Escape Housework

Originally published in Idler 59.

If, like me, you’re not overly fond of lifting fingers and – even worse – wrapping them around the handle of a mop, you’ll have considered hiring a cleaner. I’ve never made good on this idea but it crosses my mind whenever I have have to clean the toilet (yes, every single year). Goodness knows I’ve tried to find pleasure in vanquishing the residual cack from beneath the rim, but it’s just not something I’m into.

I’ve long suspected, however, that hiring a cleaner is one of those throw-some-money-at-it solutions that’s more trouble than it’s worth and best avoided by the truly idle. Not only would you have to pay this person with money just as easily spent on beer, but you’d have to organise their tasks in some way, check that they’ve been completed satisfactorily and, of course, remember when the cleaner is due to come over.

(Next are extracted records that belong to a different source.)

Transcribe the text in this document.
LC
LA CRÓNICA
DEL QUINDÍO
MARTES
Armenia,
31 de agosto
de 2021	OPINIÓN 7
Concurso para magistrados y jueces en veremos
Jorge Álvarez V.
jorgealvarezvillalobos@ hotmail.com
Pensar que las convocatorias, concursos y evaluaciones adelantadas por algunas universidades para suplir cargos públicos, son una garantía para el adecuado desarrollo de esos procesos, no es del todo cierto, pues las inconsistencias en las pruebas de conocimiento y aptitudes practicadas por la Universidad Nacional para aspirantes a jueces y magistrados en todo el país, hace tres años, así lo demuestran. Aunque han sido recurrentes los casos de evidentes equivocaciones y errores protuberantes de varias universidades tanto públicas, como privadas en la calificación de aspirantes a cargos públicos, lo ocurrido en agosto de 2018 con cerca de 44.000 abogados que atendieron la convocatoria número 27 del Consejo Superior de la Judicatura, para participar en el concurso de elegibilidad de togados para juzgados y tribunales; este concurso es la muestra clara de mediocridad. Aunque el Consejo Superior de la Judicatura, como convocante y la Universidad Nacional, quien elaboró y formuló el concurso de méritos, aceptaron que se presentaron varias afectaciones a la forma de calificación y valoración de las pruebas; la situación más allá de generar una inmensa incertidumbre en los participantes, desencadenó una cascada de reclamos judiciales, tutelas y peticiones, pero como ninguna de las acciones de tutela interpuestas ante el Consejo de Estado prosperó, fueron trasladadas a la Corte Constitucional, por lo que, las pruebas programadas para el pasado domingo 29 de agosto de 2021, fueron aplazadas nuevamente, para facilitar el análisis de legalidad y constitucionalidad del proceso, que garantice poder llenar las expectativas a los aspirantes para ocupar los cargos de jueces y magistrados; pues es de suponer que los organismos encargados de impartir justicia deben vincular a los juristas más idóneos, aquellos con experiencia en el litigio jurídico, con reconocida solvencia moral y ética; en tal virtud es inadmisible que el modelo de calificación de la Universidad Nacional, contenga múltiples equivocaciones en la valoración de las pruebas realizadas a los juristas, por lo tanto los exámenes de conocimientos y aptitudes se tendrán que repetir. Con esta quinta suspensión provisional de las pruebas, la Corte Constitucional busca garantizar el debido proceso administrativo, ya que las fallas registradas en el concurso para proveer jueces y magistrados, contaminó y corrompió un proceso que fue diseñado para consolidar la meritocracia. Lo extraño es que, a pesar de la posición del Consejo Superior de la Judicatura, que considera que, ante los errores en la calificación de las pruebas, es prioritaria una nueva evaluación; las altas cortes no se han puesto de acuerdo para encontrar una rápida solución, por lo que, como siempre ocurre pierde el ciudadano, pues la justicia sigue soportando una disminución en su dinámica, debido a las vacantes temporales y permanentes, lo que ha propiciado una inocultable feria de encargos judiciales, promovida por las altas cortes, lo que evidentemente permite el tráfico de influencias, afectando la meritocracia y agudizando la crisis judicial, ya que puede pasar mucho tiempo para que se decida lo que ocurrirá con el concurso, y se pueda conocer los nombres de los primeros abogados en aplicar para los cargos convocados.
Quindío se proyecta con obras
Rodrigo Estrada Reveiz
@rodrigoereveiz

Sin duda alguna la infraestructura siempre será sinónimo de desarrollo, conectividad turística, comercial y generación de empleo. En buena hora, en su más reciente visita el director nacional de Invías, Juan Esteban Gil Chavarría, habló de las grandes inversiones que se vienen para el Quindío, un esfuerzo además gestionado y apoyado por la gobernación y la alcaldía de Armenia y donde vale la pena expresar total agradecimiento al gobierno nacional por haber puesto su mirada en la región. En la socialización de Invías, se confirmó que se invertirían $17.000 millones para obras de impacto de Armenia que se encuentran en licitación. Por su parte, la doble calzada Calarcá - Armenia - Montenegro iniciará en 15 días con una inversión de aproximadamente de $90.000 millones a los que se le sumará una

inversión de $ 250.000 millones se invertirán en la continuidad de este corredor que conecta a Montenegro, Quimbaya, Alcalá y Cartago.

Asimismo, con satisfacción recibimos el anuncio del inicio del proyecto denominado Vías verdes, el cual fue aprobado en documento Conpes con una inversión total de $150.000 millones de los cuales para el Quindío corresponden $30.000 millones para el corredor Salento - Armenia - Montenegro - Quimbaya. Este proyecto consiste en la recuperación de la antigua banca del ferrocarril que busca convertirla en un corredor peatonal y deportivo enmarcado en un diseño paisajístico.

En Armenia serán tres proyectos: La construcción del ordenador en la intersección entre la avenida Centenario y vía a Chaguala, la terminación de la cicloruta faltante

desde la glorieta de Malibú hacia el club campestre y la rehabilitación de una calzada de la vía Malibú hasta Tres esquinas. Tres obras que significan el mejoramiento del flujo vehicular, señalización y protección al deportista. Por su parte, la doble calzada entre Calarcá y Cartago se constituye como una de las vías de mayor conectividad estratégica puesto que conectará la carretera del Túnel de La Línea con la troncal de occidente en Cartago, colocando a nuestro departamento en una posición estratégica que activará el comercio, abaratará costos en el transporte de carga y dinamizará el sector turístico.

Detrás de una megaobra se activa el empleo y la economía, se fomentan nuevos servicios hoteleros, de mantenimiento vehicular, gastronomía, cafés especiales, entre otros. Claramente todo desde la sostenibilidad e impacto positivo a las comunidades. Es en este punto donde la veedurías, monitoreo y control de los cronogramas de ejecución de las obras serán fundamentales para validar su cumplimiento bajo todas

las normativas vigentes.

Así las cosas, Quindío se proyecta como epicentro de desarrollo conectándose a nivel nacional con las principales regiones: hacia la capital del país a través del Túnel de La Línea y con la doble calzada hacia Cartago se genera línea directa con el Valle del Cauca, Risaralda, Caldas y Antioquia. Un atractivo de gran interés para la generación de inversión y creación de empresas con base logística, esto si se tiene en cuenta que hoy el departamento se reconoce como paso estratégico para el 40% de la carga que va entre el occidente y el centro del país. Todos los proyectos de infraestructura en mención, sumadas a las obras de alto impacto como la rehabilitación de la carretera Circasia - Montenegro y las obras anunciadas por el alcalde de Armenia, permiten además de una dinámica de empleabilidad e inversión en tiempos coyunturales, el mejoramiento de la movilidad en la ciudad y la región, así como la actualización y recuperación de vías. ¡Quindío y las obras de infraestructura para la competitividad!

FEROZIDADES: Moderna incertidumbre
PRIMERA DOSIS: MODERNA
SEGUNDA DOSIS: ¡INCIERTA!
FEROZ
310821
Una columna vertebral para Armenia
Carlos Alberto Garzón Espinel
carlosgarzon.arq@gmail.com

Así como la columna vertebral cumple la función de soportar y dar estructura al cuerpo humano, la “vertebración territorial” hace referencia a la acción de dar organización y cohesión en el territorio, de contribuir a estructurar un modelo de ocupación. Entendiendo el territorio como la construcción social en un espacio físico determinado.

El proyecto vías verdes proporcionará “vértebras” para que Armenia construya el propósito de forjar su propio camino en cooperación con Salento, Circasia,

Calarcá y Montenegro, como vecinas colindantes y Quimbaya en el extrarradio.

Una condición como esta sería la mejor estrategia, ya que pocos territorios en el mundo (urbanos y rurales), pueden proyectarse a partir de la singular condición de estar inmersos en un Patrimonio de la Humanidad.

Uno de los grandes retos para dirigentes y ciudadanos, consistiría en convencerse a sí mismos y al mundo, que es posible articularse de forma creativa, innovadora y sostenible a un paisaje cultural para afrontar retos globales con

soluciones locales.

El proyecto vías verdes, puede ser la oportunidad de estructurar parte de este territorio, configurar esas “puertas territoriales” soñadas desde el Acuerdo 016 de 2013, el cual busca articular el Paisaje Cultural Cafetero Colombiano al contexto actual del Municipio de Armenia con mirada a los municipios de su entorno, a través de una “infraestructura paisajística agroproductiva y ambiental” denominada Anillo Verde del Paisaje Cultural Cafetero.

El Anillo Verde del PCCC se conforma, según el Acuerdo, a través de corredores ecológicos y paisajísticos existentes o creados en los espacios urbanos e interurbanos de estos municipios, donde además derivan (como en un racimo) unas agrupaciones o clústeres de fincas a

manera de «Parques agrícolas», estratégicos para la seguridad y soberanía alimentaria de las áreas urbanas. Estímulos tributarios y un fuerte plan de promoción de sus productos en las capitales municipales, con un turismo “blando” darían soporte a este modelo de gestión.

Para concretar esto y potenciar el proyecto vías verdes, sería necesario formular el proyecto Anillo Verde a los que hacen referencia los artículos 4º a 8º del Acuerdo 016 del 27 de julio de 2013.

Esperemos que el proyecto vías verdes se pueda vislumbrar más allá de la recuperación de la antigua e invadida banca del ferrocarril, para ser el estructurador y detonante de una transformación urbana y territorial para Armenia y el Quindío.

Anticipating that visit would be a source of constant anxiety to me: the bandwidth of remembering the appointment would either take over my life or I’d simply forget. Routinely, I fear, our cleaner would walk in on a horizontal Wringham, collapsed on the chaise in nothing but a fez, dozing stomach littered with pistachio shells.

Aside from these practical doubts, the moral idler wants to reduce the amount of grunt work in the world and hiring a cleaner is the antithesis of this. If you want to escape undignified toil, you probably shouldn’t generate it for others. Imagine the shame of your cleaner grassing you up in a future volume of Crap Jobs!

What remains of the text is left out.